How abundant are ncRNAs? Our protein-coding genes are an island in an ocean of non-coding DNA: for every nucleotide transcribed in an mRNA, 15 to 45 are transcribed but not translated [4]. The level of transcription for many ncRNAs is weak, but two types of small non-coding RNA, tRNA and rRNA, account for more than 90% of all RNAs in a cell [5]. The primacy of ncRNA is further underscored by the Encyclopedia of DNA elements (ENCODE): twice as many genes code for ncRNAs (over 43,000) than for proteins (nearly 20,000) [6].
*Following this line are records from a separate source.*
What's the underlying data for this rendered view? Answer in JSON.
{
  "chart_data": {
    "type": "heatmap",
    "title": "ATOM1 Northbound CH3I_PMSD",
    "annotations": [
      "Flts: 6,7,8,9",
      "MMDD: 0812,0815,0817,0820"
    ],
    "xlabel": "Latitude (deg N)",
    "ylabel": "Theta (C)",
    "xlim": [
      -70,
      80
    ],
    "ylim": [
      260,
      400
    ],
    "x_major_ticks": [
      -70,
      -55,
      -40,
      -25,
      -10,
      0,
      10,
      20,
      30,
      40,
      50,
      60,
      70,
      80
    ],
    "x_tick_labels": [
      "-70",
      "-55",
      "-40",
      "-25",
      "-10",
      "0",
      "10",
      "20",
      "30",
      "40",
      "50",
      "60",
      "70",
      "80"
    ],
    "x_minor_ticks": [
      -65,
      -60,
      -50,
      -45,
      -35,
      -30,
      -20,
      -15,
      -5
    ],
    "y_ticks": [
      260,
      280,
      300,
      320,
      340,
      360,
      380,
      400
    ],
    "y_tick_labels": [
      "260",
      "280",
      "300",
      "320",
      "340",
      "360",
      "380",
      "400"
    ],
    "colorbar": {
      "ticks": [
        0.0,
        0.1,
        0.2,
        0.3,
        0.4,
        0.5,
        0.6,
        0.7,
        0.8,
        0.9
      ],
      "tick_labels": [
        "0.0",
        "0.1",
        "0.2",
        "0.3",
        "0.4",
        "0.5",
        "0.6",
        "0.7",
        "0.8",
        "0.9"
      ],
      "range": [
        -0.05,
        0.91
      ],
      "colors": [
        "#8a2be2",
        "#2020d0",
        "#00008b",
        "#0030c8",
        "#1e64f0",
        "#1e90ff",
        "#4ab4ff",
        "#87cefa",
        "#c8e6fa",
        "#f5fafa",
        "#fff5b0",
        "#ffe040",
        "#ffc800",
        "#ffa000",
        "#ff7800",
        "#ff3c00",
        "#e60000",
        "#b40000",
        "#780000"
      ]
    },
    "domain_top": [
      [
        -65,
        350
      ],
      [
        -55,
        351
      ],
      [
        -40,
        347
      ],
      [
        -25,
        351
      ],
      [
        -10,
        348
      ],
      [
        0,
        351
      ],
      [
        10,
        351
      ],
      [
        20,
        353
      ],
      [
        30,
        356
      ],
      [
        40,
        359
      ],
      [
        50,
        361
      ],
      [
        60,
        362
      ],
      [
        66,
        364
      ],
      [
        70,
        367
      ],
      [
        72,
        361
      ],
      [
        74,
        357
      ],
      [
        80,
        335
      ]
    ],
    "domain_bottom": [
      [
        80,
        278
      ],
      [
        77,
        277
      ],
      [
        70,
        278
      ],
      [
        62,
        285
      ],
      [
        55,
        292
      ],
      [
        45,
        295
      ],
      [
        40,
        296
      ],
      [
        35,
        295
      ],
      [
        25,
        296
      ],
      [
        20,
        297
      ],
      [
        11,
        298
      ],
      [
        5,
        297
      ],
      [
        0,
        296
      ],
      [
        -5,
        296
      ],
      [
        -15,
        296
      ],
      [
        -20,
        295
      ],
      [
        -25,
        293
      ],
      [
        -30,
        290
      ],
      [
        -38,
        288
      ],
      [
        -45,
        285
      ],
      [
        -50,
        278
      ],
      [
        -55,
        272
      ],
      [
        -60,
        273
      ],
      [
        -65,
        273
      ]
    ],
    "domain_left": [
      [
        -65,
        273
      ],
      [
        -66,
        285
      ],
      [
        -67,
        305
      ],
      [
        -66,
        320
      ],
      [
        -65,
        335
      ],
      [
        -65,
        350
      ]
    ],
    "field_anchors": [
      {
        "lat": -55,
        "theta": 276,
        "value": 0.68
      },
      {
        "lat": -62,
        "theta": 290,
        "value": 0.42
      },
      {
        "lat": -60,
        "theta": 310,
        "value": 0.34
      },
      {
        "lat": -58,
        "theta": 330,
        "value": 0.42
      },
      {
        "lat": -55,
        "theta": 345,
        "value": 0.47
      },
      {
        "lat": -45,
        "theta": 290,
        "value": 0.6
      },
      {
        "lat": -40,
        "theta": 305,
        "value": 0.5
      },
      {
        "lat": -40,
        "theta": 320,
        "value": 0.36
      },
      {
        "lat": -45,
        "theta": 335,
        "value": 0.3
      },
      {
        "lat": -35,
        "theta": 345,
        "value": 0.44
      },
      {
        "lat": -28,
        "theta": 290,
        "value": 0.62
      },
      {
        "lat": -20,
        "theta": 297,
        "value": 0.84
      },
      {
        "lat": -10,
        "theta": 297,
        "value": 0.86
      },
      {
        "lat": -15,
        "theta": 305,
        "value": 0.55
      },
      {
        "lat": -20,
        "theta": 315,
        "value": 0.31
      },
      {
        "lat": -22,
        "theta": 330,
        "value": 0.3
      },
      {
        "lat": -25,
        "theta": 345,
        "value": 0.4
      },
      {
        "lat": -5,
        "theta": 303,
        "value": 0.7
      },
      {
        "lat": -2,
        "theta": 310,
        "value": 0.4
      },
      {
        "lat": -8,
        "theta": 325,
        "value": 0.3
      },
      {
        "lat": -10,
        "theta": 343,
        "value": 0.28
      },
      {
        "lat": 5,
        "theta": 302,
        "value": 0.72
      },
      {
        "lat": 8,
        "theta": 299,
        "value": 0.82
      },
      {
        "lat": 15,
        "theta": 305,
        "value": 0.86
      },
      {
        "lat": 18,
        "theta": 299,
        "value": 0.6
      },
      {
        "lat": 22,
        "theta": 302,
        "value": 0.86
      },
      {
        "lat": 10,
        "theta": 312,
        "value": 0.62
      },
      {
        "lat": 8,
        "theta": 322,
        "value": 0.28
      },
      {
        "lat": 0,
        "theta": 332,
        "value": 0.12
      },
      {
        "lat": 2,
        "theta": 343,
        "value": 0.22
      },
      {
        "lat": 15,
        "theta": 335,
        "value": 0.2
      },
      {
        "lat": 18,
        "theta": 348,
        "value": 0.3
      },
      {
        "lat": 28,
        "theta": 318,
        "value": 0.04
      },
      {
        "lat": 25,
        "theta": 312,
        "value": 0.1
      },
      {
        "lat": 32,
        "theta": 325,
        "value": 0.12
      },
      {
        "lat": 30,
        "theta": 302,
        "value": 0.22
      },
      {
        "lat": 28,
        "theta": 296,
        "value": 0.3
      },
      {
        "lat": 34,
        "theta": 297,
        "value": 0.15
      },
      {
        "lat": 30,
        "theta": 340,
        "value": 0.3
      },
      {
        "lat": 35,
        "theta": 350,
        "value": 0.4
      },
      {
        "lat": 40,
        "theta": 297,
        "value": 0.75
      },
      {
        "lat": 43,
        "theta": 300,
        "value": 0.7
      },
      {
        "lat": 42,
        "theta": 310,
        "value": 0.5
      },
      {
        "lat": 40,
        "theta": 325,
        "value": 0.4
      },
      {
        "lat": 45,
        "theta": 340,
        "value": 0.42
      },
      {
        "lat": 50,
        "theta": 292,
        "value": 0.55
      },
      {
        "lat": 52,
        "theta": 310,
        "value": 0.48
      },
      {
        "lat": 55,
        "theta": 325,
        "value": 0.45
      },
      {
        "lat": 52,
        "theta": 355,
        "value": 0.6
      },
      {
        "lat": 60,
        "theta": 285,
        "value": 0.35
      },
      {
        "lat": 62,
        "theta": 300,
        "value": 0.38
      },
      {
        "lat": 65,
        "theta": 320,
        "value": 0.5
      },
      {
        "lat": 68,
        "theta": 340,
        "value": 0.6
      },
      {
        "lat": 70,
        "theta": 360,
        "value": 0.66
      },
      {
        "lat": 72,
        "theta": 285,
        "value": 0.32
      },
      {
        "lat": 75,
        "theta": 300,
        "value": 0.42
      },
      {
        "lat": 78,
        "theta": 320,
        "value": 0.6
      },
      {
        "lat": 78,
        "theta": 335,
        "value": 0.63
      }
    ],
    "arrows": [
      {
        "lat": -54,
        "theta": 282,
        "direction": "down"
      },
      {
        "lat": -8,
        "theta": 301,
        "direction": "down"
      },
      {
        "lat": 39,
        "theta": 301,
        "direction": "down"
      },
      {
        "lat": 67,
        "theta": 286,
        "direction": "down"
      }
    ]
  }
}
EDIT: interested in the mysterious universe of ncRNAs? Read my series “How many ncRNAs do you know?“

Figure 3: Different pathways are responsible for splicing of ncRNA

SO, WHAT’S AN EXON?

As we have seen, the belief that all exons code for protein is an over-simplification—genomes are much more complicated than this.

Actually, most exons are not coding, because they may

1. belong to protein-coding mRNAs but are not translated (the UTRs, reason 1),
2. function as introns in splice variants (alternative splicing, reason 2),
3. be part of transcripts that do not code for proteins (ncRNA, reason 3).

Year after year, researchers keep unveiling the complexity of our genome. Their discoveries stress the importance of a broader definition of exon, definitely much broader than the one that some of us have acquired at university.

How much broader? Over the next months, we will see instances that challenge the classic concept of exon and intron…

Figure 4: A glimpse in the complexity of our genome

[This is the second “episode” in a series about common misconceptions in biology/genetics. Previously, I discussed the confusing relationship between homology and similarity]

REFERENCES

1. Adspen JL et al. Not all exons are protein coding: Addressing a common misconception. Cell Genom. 2023 Apr 12;3(4):100296. doi: 10.1016/j.xgen.2023.100296. 
2. Aviiña-Padilla et al. Evolutionary Perspective and Expression Analysis of Intronless Genes Highlight the Conservation of Their Regulatory Role. Front Genet. 2021 Jul 9;12:654256. doi: 10.3389/fgene.2021.654256.
3. Pan Q et al. Deep surveying of alternative splicing complexity in the human transcriptome by high-throughput sequencing. Nat Genet. 2008 Dec;40(12):1413-5. doi: 10.1038/ng.259.
4. Poliseno L et al. Coding, or non-coding, that is the question. Cell Res 34, 609–629 (2024). https://doi.org/10.1038/s41422-024-00975-8.
5. Deng ZL et al. Rapid and accurate identification of ribosomal RNA sequences via deep learning. Nucleic Acids Res. 2022 Jun 10;50(10):e60. doi: 10.1093/nar/gkac112.
6. GENCODE Release 48 (accessed June 7, 2025).